Multiple Particle Tracking Detects Changes in Brain Extracellular Matrix and Predicts Neurodevelopmental Age.

机构信息

Department of Chemical Engineering, University of Washington, Seattle, Washington 98195, United States.

Department of Radiology, University of Washington, Seattle, Washington 98195, United States.

出版信息

ACS Nano. 2021 May 25;15(5):8559-8573. doi: 10.1021/acsnano.1c00394. Epub 2021 May 10.

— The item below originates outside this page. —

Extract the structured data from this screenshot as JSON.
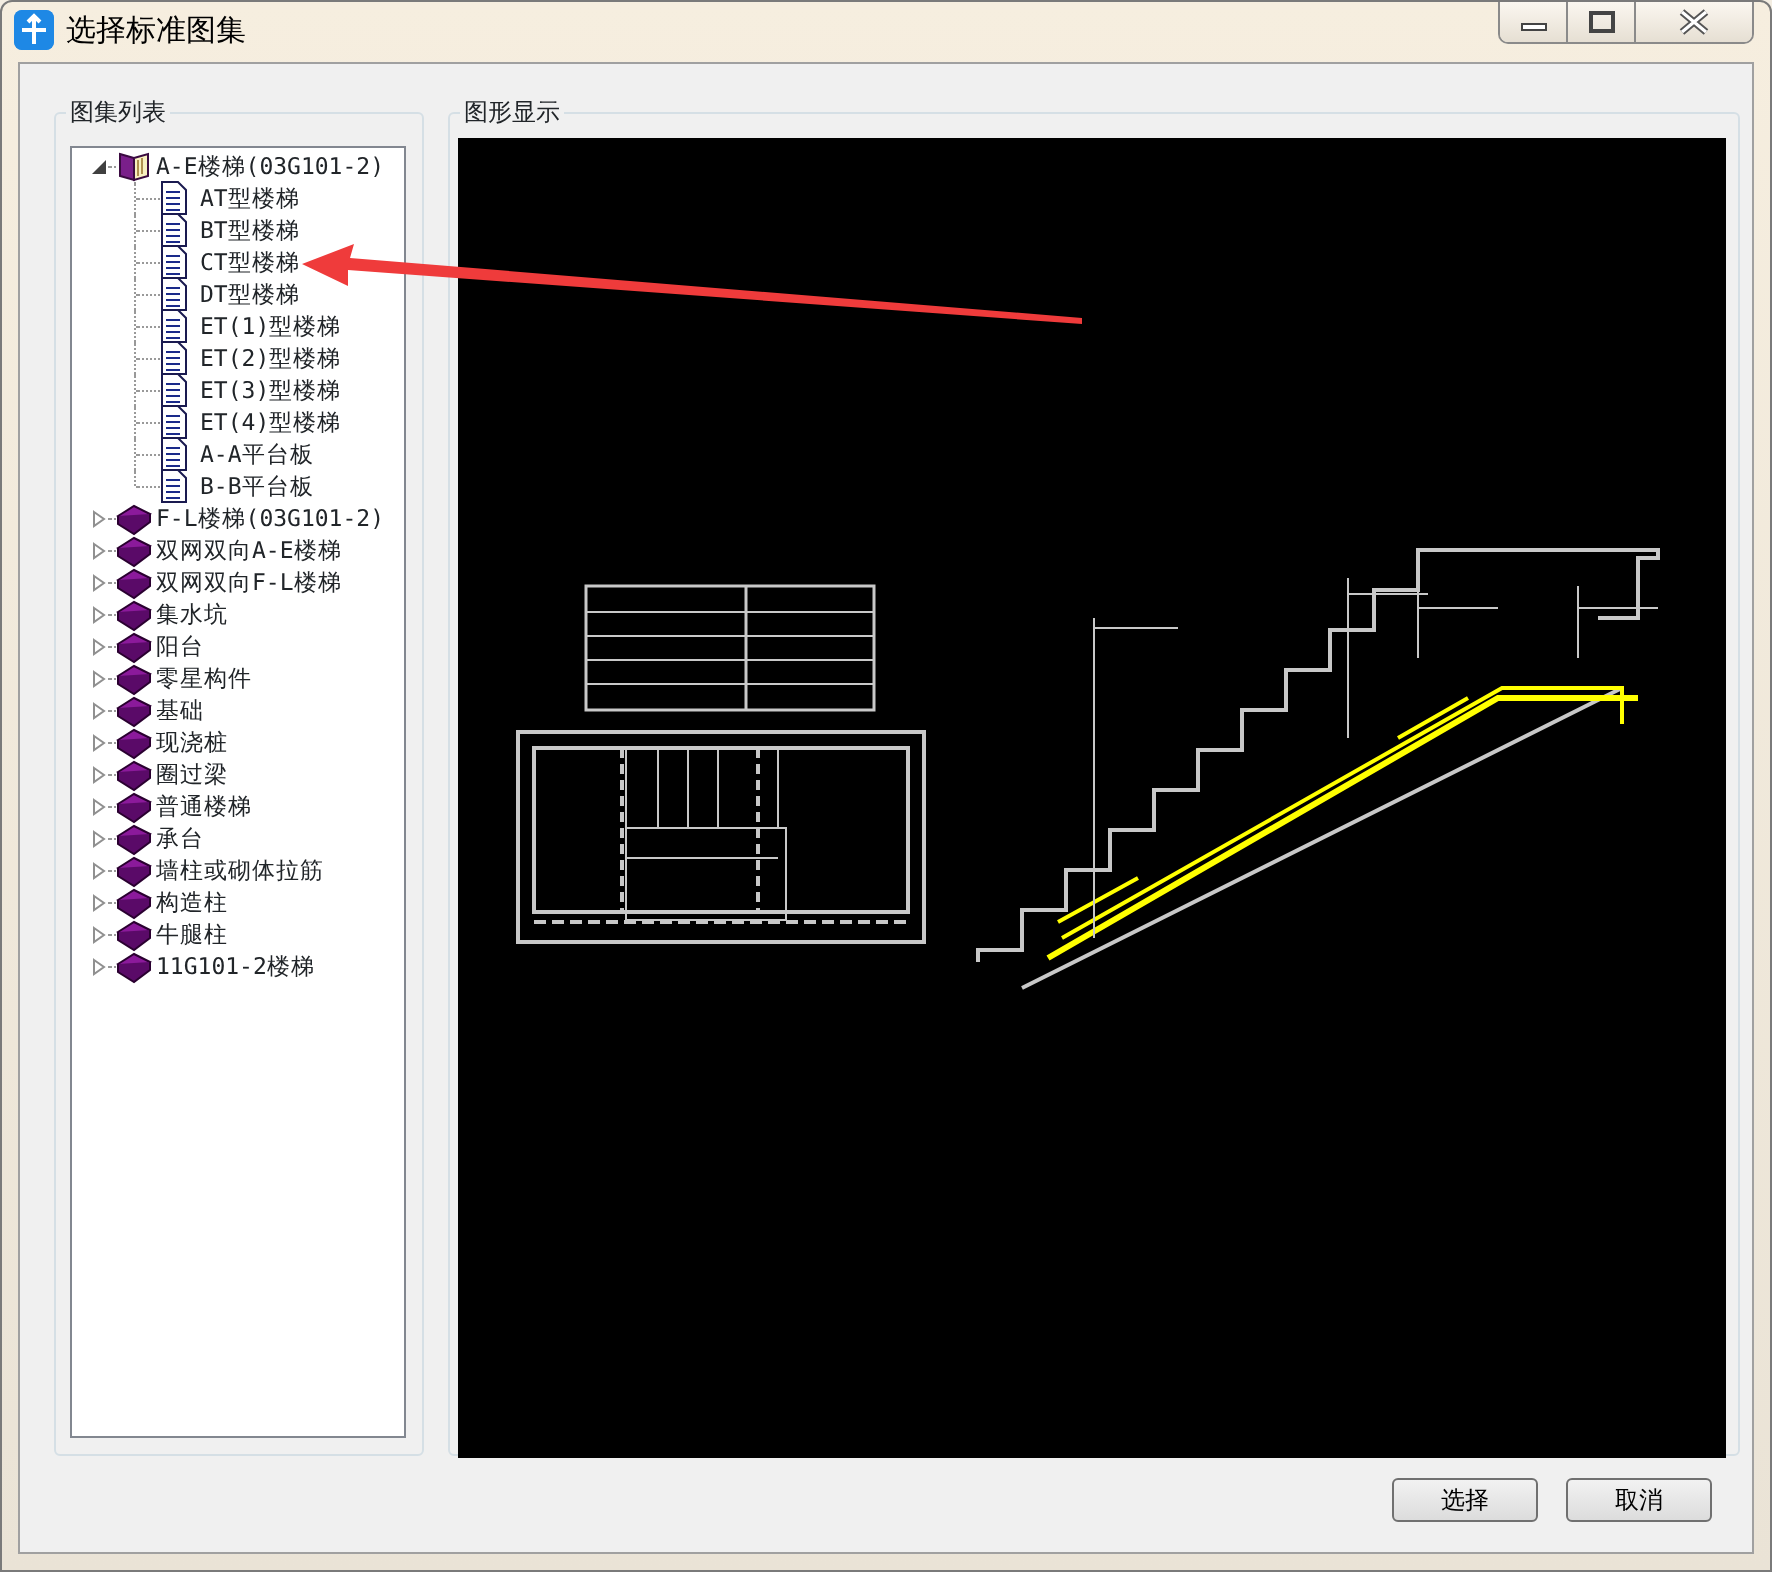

DOI:10.1021/acsnano.1c00394
PMID:33969999
原文链接:https://pmc.ncbi.nlm.nih.gov/articles/PMC8281364/
Abstract

Brain extracellular matrix (ECM) structure mediates many aspects of neural development and function. Probing structural changes in brain ECM could thus provide insights into mechanisms of neurodevelopment, the loss of neural function in response to injury, and the detrimental effects of pathological aging and neurological disease. We demonstrate the ability to probe changes in brain ECM microstructure using multiple particle tracking (MPT). We performed MPT of colloidally stable polystyrene nanoparticles in organotypic rat brain slices collected from rats aged 14-70 days old. Our analysis revealed an inverse relationship between nanoparticle diffusive ability in the brain extracellular space and age. Additionally, the distribution of effective ECM pore sizes in the cortex shifted to smaller pores throughout development. We used the raw data and features extracted from nanoparticle trajectories to train a boosted decision tree capable of predicting chronological age with high accuracy. Collectively, this work demonstrates the utility of combining MPT with machine learning for measuring changes in brain ECM structure and predicting associated complex features such as chronological age. This will enable further understanding of the roles brain ECM play in development and aging and the specific mechanisms through which injuries cause aberrant neuronal function. Additionally, this approach has the potential to develop machine learning models capable of detecting the presence of injury or indicating the extent of injury based on changes in the brain microenvironment microstructure.

摘要

脑细胞外基质(ECM)结构介导了神经发育和功能的许多方面。因此,探测脑 ECM 的结构变化可以深入了解神经发育的机制、损伤导致的神经功能丧失以及病理性衰老和神经疾病的有害影响。我们展示了使用多粒子跟踪(MPT)探测脑 ECM 微结构变化的能力。我们在从 14-70 天大的大鼠中收集的器官型大鼠脑切片中进行了胶体稳定聚苯乙烯纳米颗粒的 MPT。我们的分析表明,脑细胞外空间中纳米颗粒扩散能力与年龄呈反比关系。此外,皮层中有效 ECM 孔径的分布在整个发育过程中向较小的孔径转移。我们使用原始数据和从纳米颗粒轨迹中提取的特征来训练一个能够高精度预测年龄的提升决策树。总的来说,这项工作证明了将 MPT 与机器学习相结合来测量脑 ECM 结构变化并预测相关复杂特征(如年龄)的有效性。这将进一步了解脑 ECM 在发育和衰老中的作用,以及损伤导致异常神经元功能的具体机制。此外,这种方法有可能开发出基于脑微环境微结构变化来检测损伤存在或指示损伤程度的机器学习模型。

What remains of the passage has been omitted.